Despite finding no evidence of racial bias in the shootings, Fryer faced severe criticism and threats, requiring police protection.

“On non-lethal uses of force, blacks and Hispanics are more than fifty percent more likely to experience some form of force in interactions with police,” the report stated.

“On the most extreme use of force — officer-involved shootings — we find no racial differences in either the raw data or when contextual factors are taken into account.”

“I collected a lot of data. We collected millions of observations on everyday use of force that wasn’t lethal. … And it was in this moment, 2016, that I realized people lose their minds when they don’t like the result,” Fryer said.

“So what my paper showed … was that yes, we saw some bias in the low-level uses of force — everyday pushing up against cars and things like that. People seemed to like that result,” he said.

“But we didn’t find any racial bias in police shootings. Now that was really surprising to me because I expected to see it.”

“When I found this surprising result, I hired eight fresh ones and redid it to make sure,” Fryer said. “They came up with the same exact answer. And I thought it was robust.

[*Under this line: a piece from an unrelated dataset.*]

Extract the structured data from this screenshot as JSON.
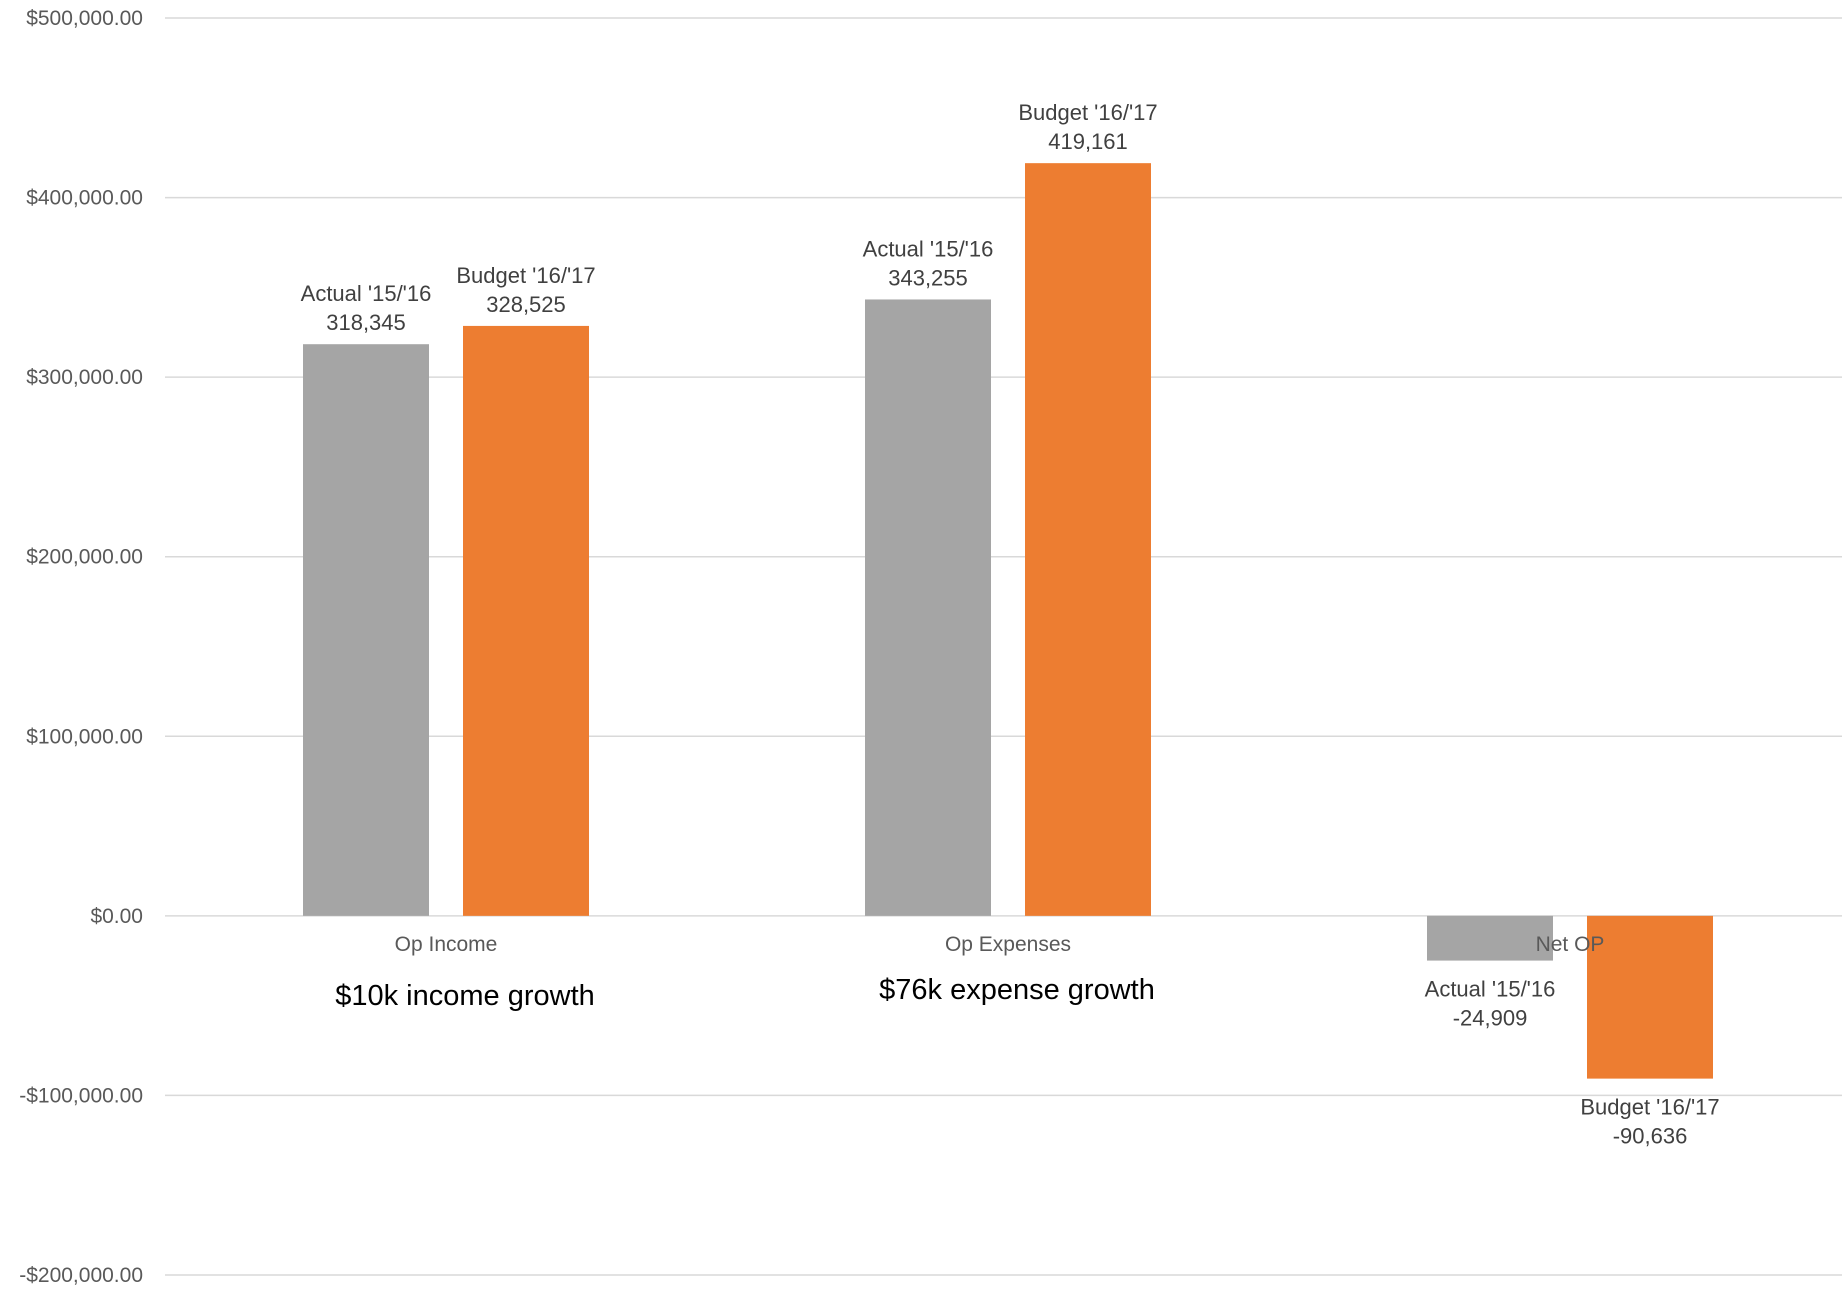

“And I went to go give it, and my God, all hell broke loose.”

“It was a 104-page, dense academic economics paper with a 150-page appendix, OK?” he said. “It was posted for four minutes when I got my first email — ‘This is full of [expletive]. It doesn’t make any sense.’”

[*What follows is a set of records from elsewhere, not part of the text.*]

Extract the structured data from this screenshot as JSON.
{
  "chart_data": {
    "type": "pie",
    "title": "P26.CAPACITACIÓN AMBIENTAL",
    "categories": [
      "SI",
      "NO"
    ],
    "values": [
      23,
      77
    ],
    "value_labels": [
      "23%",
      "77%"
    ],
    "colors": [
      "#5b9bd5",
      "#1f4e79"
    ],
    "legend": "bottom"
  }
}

“And I wrote back, ‘How’d you read it that fast? That’s amazing! You are a genius.’”

“And I had colleagues take me to the side and say, ‘Don’t publish this. You’ll ruin your career.’ And I said, ‘What are you talking about?’ I said, ‘What’s wrong with it?’”

Colleagues told Fryer, “Well, the issue is they just don’t fit together. We like the first one, but you should publish the second one another time.”

“I said, ‘Let me ask this: If the second part about the police shootings — this is a literal conversation — I said to them, ‘If the second part showed bias, do you think I should publish it then?’ And they said, ‘Yeah. Then it would make sense,’” he said.

“And I said, ‘I guarantee you I’ll publish it. We’ll see what happens.’”

“I lived under police protection for about 30 or 40 days,” Fryer said. “I had a 7-day-old daughter at the time … So I was going to the grocery store to get diapers with an armed guard. It was crazy. It was really, truly crazy.”

The incident has shed light on the left’s reluctance to accept findings that challenge their beliefs, the influence of academia in promoting certain narratives, and the speculation that public opinion is shaped by various institutions.